The report explained that the country’s reserves will increase to about 1.7 months of import cover in 2024.
It added that only Zimbabwe (0.2 months), South Sudan (0.5 months), and Ethiopia (0.6 months) in Sub-Saharan Africa are projected to have lower import cover than Ghana.
The IMF report contradicts Bank of Ghana’s Summary of Economic and Financial Data.
BoG’s report had estimated Ghana’s reserves for 2023 at 2.7 months of import cover.
It further indicates it stood at a little above two weeks (0.6 months) of import cover in 2022.
According to the IMF, if foreign inflows stop, Ghana’s economy will suffer significantly because the country’s reserves for balance-of-payment transactions are limited.

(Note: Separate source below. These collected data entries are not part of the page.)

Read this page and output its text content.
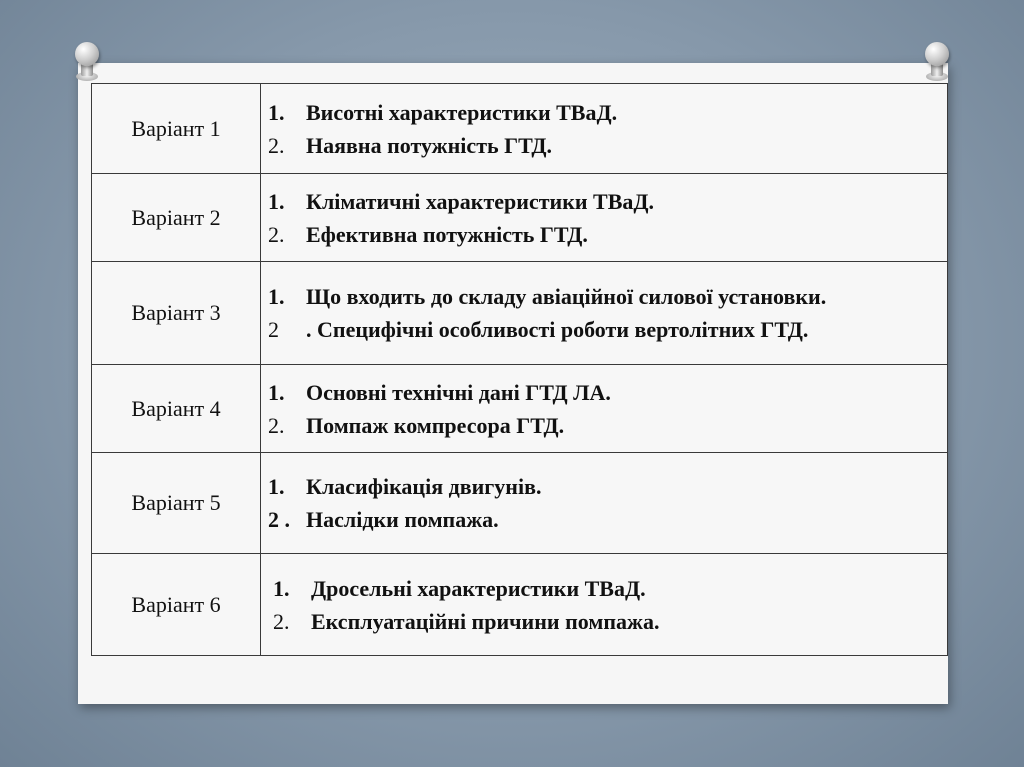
Варіант 1	1. Висотні характеристики ТВаД.
2. Наявна потужність ГТД.

Варіант 2	1. Кліматичні характеристики ТВаД.
2. Ефективна потужність ГТД.

Варіант 3	1. Що входить до складу авіаційної силової установки.
2 . Специфічні особливості роботи вертолітних ГТД.

Варіант 4	1. Основні технічні дані ГТД ЛА.
2. Помпаж компресора ГТД.

Варіант 5	1. Класифікація двигунів.
2 . Наслідки помпажа.

Варіант 6	1. Дросельні характеристики ТВаД.
2. Експлуатаційні причини помпажа.
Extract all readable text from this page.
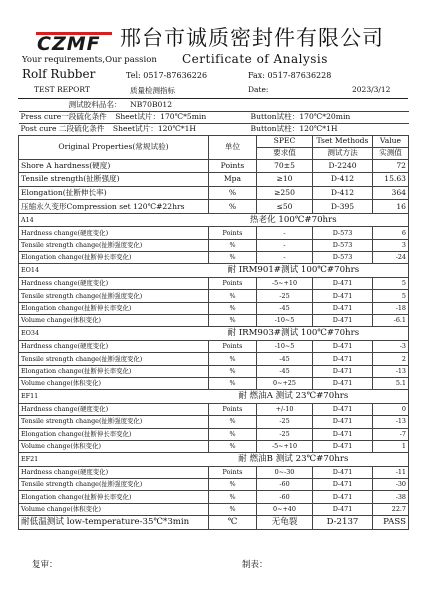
CZMF 邢台市诚质密封件有限公司
Your requirements,Our passion Certificate of Analysis
Rolf Rubber	Tel: 0517-87636226	Fax: 0517-87636228
TEST REPORT	质量检测指标	Date:	2023/3/12
测试胶料品名： NB70B012				
Press cure一段硫化条件 Sheet试片：170℃*5min Button试柱：170℃*20min				

Post cure 二段硫化条件 Sheet试片：120℃*1H Button试柱：120℃*1H				

Original Properties(常规试验)	单位	SPEC	Tset Methods	Value
		要求值	测试方法	实测值
Shore A hardness(硬度)	Points	70±5	D-2240	72
Tensile strength(扯断强度)	Mpa	≥10	D-412	15.63
Elongation(扯断伸长率)	%	≥250	D-412	364
压缩永久变形Compression set 120℃#22hrs	%	≤50	D-395	16
A14	热老化 100℃#70hrs			
Hardness change(硬度变化)	Points	-	D-573	6
Tensile strength change(扯断强度变化)	%	-	D-573	3
Elongation change(扯断伸长率变化)	%	-	D-573	-24
EO14	耐 IRM901#测试 100℃#70hrs			
Hardness change(硬度变化)	Points	-5~+10	D-471	5
Tensile strength change(扯断强度变化)	%	-25	D-471	5
Elongation change(扯断伸长率变化)	%	-45	D-471	-18
Volume change(体积变化)	%	-10~5	D-471	-6.1
EO34	耐 IRM903#测试 100℃#70hrs			
Hardness change(硬度变化)	Points	-10~5	D-471	-3
Tensile strength change(扯断强度变化)	%	-45	D-471	2
Elongation change(扯断伸长率变化)	%	-45	D-471	-13
Volume change(体积变化)	%	0~+25	D-471	5.1
EF11	耐 燃油A 测试 23℃#70hrs			
Hardness change(硬度变化)	Points	+/-10	D-471	0
Tensile strength change(扯断强度变化)	%	-25	D-471	-13
Elongation change(扯断伸长率变化)	%	-25	D-471	-7
Volume change(体积变化)	%	-5~+10	D-471	1
EF21	耐 燃油B 测试 23℃#70hrs			
Hardness change(硬度变化)	Points	0~-30	D-471	-11
Tensile strength change(扯断强度变化)	%	-60	D-471	-30
Elongation change(扯断伸长率变化)	%	-60	D-471	-38
Volume change(体积变化)	%	0~+40	D-471	22.7
耐低温测试 low-temperature-35℃*3min	℃	无龟裂	D-2137	PASS
复审：	制表：
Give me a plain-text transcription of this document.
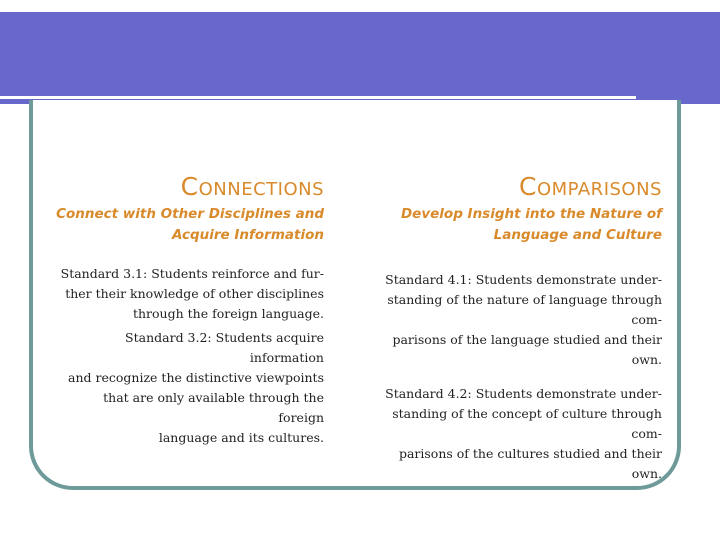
Connections
Connect with Other Disciplines and
Acquire Information
Standard 3.1: Students reinforce and fur-
ther their knowledge of other disciplines
through the foreign language.
Standard 3.2: Students acquire information
and recognize the distinctive viewpoints
that are only available through the foreign
language and its cultures.
Comparisons
Develop Insight into the Nature of
Language and Culture
Standard 4.1: Students demonstrate under-
standing of the nature of language through com-
parisons of the language studied and their own.
Standard 4.2: Students demonstrate under-
standing of the concept of culture through com-
parisons of the cultures studied and their own.
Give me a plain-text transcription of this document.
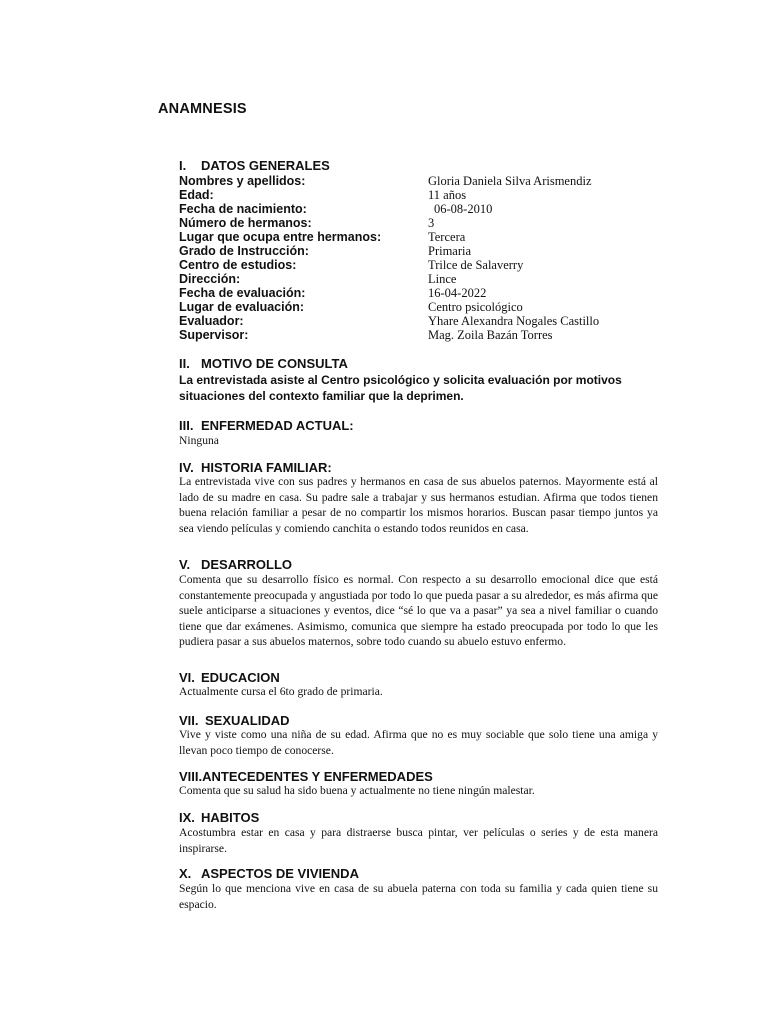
ANAMNESIS
I. DATOS GENERALES
Nombres y apellidos:	Gloria Daniela Silva Arismendiz
Edad:	11 años
Fecha de nacimiento:	06-08-2010
Número de hermanos:	3
Lugar que ocupa entre hermanos:	Tercera
Grado de Instrucción:	Primaria
Centro de estudios:	Trilce de Salaverry
Dirección:	Lince
Fecha de evaluación:	16-04-2022
Lugar de evaluación:	Centro psicológico
Evaluador:	Yhare Alexandra Nogales Castillo
Supervisor:	Mag. Zoila Bazán Torres
II. MOTIVO DE CONSULTA
La entrevistada asiste al Centro psicológico y solicita evaluación por motivos situaciones del contexto familiar que la deprimen.
III. ENFERMEDAD ACTUAL:
Ninguna
IV. HISTORIA FAMILIAR:
La entrevistada vive con sus padres y hermanos en casa de sus abuelos paternos. Mayormente está al lado de su madre en casa. Su padre sale a trabajar y sus hermanos estudian. Afirma que todos tienen buena relación familiar a pesar de no compartir los mismos horarios. Buscan pasar tiempo juntos ya sea viendo películas y comiendo canchita o estando todos reunidos en casa.
V. DESARROLLO
Comenta que su desarrollo físico es normal. Con respecto a su desarrollo emocional dice que está constantemente preocupada y angustiada por todo lo que pueda pasar a su alrededor, es más afirma que suele anticiparse a situaciones y eventos, dice “sé lo que va a pasar” ya sea a nivel familiar o cuando tiene que dar exámenes. Asimismo, comunica que siempre ha estado preocupada por todo lo que les pudiera pasar a sus abuelos maternos, sobre todo cuando su abuelo estuvo enfermo.
VI. EDUCACION
Actualmente cursa el 6to grado de primaria.
VII. SEXUALIDAD
Vive y viste como una niña de su edad. Afirma que no es muy sociable que solo tiene una amiga y llevan poco tiempo de conocerse.
VIII.ANTECEDENTES Y ENFERMEDADES
Comenta que su salud ha sido buena y actualmente no tiene ningún malestar.
IX. HABITOS
Acostumbra estar en casa y para distraerse busca pintar, ver películas o series y de esta manera inspirarse.
X. ASPECTOS DE VIVIENDA
Según lo que menciona vive en casa de su abuela paterna con toda su familia y cada quien tiene su espacio.
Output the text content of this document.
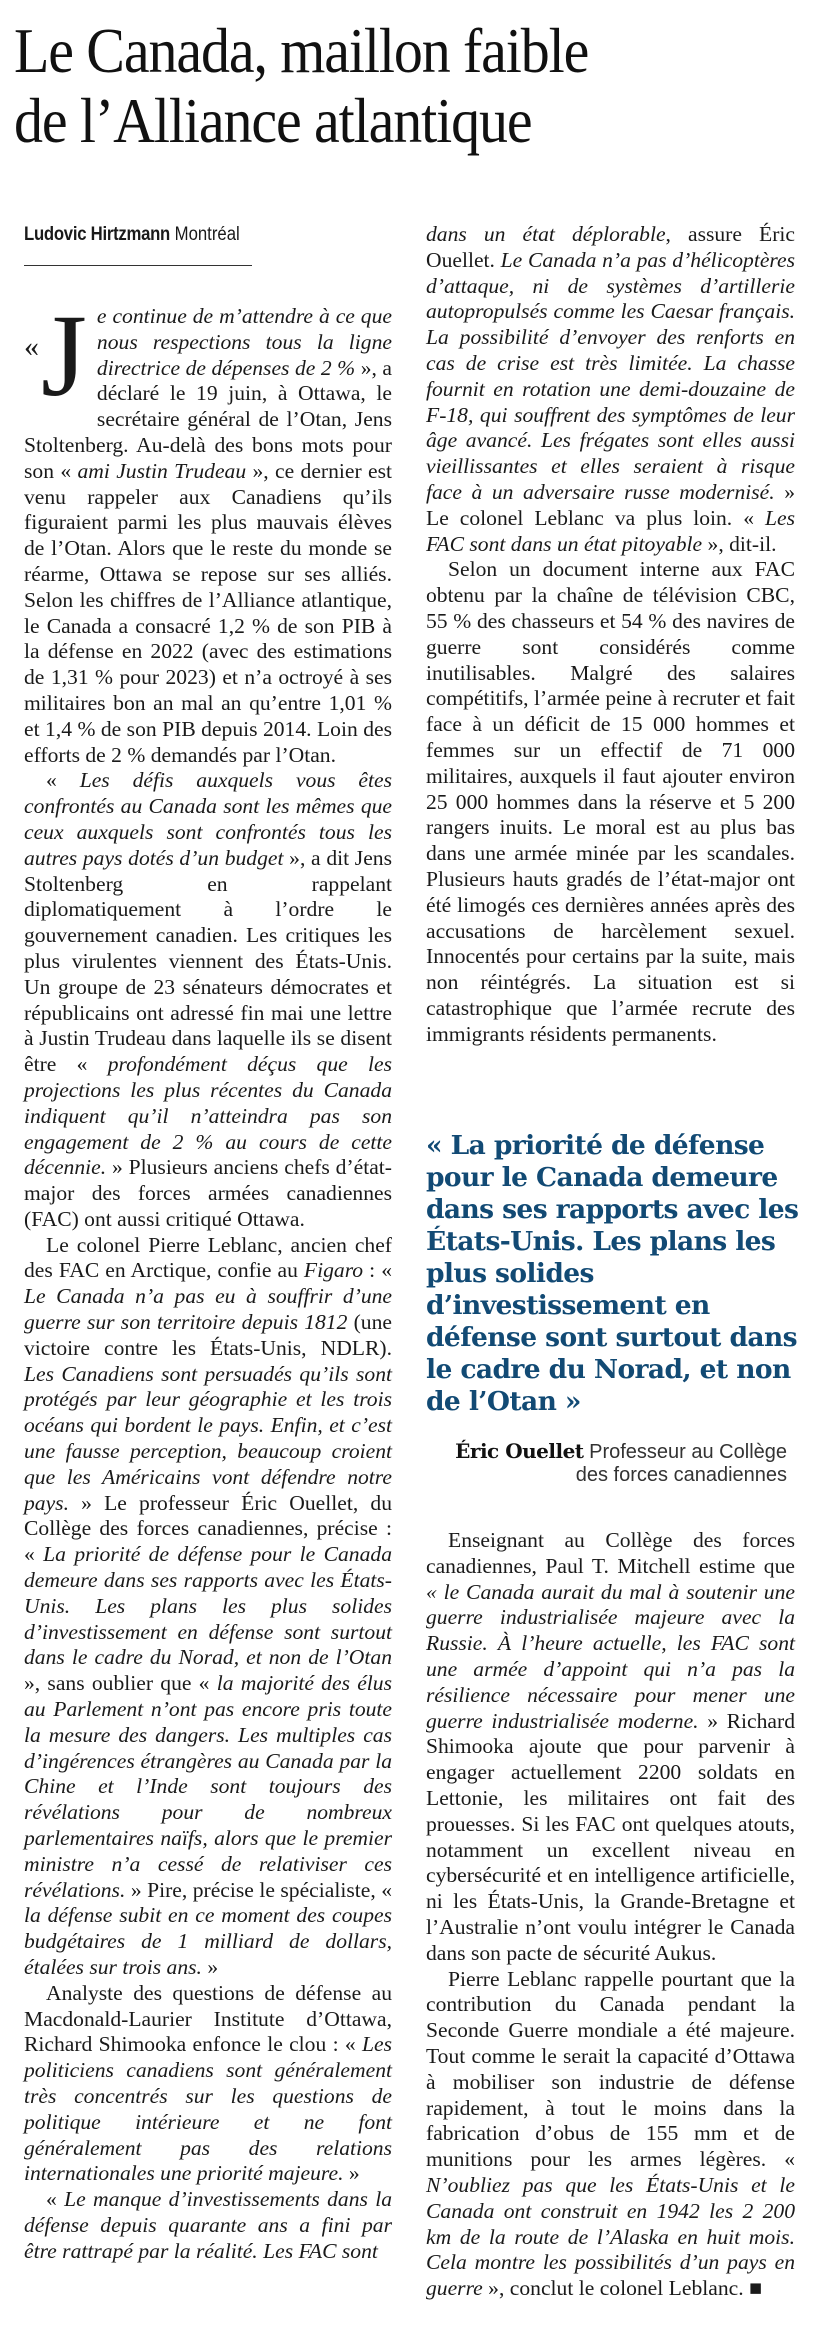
Le Canada, maillon faible
de l’Alliance atlantique
Ludovic Hirtzmann Montréal

« J e continue de m’attendre à ce que nous respections tous la ligne directrice de dépenses de 2 % », a déclaré le 19 juin, à Ottawa, le secrétaire général de l’Otan, Jens Stoltenberg. Au-delà des bons mots pour son « ami Justin Trudeau », ce dernier est venu rappeler aux Canadiens qu’ils figuraient parmi les plus mauvais élèves de l’Otan. Alors que le reste du monde se réarme, Ottawa se repose sur ses alliés. Selon les chiffres de l’Alliance atlantique, le Canada a consacré 1,2 % de son PIB à la défense en 2022 (avec des estimations de 1,31 % pour 2023) et n’a octroyé à ses militaires bon an mal an qu’entre 1,01 % et 1,4 % de son PIB depuis 2014. Loin des efforts de 2 % demandés par l’Otan.

« Les défis auxquels vous êtes confrontés au Canada sont les mêmes que ceux auxquels sont confrontés tous les autres pays dotés d’un budget », a dit Jens Stoltenberg en rappelant diplomatiquement à l’ordre le gouvernement canadien. Les critiques les plus virulentes viennent des États-Unis. Un groupe de 23 sénateurs démocrates et républicains ont adressé fin mai une lettre à Justin Trudeau dans laquelle ils se disent être « profondément déçus que les projections les plus récentes du Canada indiquent qu’il n’atteindra pas son engagement de 2 % au cours de cette décennie. » Plusieurs anciens chefs d’état-major des forces armées canadiennes (FAC) ont aussi critiqué Ottawa.

Le colonel Pierre Leblanc, ancien chef des FAC en Arctique, confie au Figaro : « Le Canada n’a pas eu à souffrir d’une guerre sur son territoire depuis 1812 (une victoire contre les États-Unis, NDLR). Les Canadiens sont persuadés qu’ils sont protégés par leur géographie et les trois océans qui bordent le pays. Enfin, et c’est une fausse perception, beaucoup croient que les Américains vont défendre notre pays. » Le professeur Éric Ouellet, du Collège des forces canadiennes, précise : « La priorité de défense pour le Canada demeure dans ses rapports avec les États-Unis. Les plans les plus solides d’investissement en défense sont surtout dans le cadre du Norad, et non de l’Otan », sans oublier que « la majorité des élus au Parlement n’ont pas encore pris toute la mesure des dangers. Les multiples cas d’ingérences étrangères au Canada par la Chine et l’Inde sont toujours des révélations pour de nombreux parlementaires naïfs, alors que le premier ministre n’a cessé de relativiser ces révélations. » Pire, précise le spécialiste, « la défense subit en ce moment des coupes budgétaires de 1 milliard de dollars, étalées sur trois ans. »

Analyste des questions de défense au Macdonald-Laurier Institute d’Ottawa, Richard Shimooka enfonce le clou : « Les politiciens canadiens sont généralement très concentrés sur les questions de politique intérieure et ne font généralement pas des relations internationales une priorité majeure. »

« Le manque d’investissements dans la défense depuis quarante ans a fini par être rattrapé par la réalité. Les FAC sont

dans un état déplorable, assure Éric Ouellet. Le Canada n’a pas d’hélicoptères d’attaque, ni de systèmes d’artillerie autopropulsés comme les Caesar français. La possibilité d’envoyer des renforts en cas de crise est très limitée. La chasse fournit en rotation une demi-douzaine de F-18, qui souffrent des symptômes de leur âge avancé. Les frégates sont elles aussi vieillissantes et elles seraient à risque face à un adversaire russe modernisé. » Le colonel Leblanc va plus loin. « Les FAC sont dans un état pitoyable », dit-il.

Selon un document interne aux FAC obtenu par la chaîne de télévision CBC, 55 % des chasseurs et 54 % des navires de guerre sont considérés comme inutilisables. Malgré des salaires compétitifs, l’armée peine à recruter et fait face à un déficit de 15 000 hommes et femmes sur un effectif de 71 000 militaires, auxquels il faut ajouter environ 25 000 hommes dans la réserve et 5 200 rangers inuits. Le moral est au plus bas dans une armée minée par les scandales. Plusieurs hauts gradés de l’état-major ont été limogés ces dernières années après des accusations de harcèlement sexuel. Innocentés pour certains par la suite, mais non réintégrés. La situation est si catastrophique que l’armée recrute des immigrants résidents permanents.

« La priorité de défense pour le Canada demeure dans ses rapports avec les États-Unis. Les plans les plus solides d’investissement en défense sont surtout dans le cadre du Norad, et non de l’Otan »
Éric Ouellet Professeur au Collège des forces canadiennes

Enseignant au Collège des forces canadiennes, Paul T. Mitchell estime que « le Canada aurait du mal à soutenir une guerre industrialisée majeure avec la Russie. À l’heure actuelle, les FAC sont une armée d’appoint qui n’a pas la résilience nécessaire pour mener une guerre industrialisée moderne. » Richard Shimooka ajoute que pour parvenir à engager actuellement 2200 soldats en Lettonie, les militaires ont fait des prouesses. Si les FAC ont quelques atouts, notamment un excellent niveau en cybersécurité et en intelligence artificielle, ni les États-Unis, la Grande-Bretagne et l’Australie n’ont voulu intégrer le Canada dans son pacte de sécurité Aukus.

Pierre Leblanc rappelle pourtant que la contribution du Canada pendant la Seconde Guerre mondiale a été majeure. Tout comme le serait la capacité d’Ottawa à mobiliser son industrie de défense rapidement, à tout le moins dans la fabrication d’obus de 155 mm et de munitions pour les armes légères. « N’oubliez pas que les États-Unis et le Canada ont construit en 1942 les 2 200 km de la route de l’Alaska en huit mois. Cela montre les possibilités d’un pays en guerre », conclut le colonel Leblanc. ■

The report has also predicted that growth in sub-Saharan Africa will decline to 3.6 percent this year.
It added that the funding squeeze will also impact the region’s longer-term outlook and a shortage of funding may force countries to reduce resources for critical development sectors like health, education, and infrastructure, weakening the region’s growth potential.
The International Monetary Fund Regional Economic Outlook Report (Sub-Saharan Africa), discuss recent economic developments and prospects for countries in various regions.
The reports also address economic policy developments that have affected economic performance in the regions, and discuss key challenges faced by policymakers.
They further address regional policy developments and challenges, and provide country-specific data and analysis, including through analytical pieces on issues of interest to a particular region.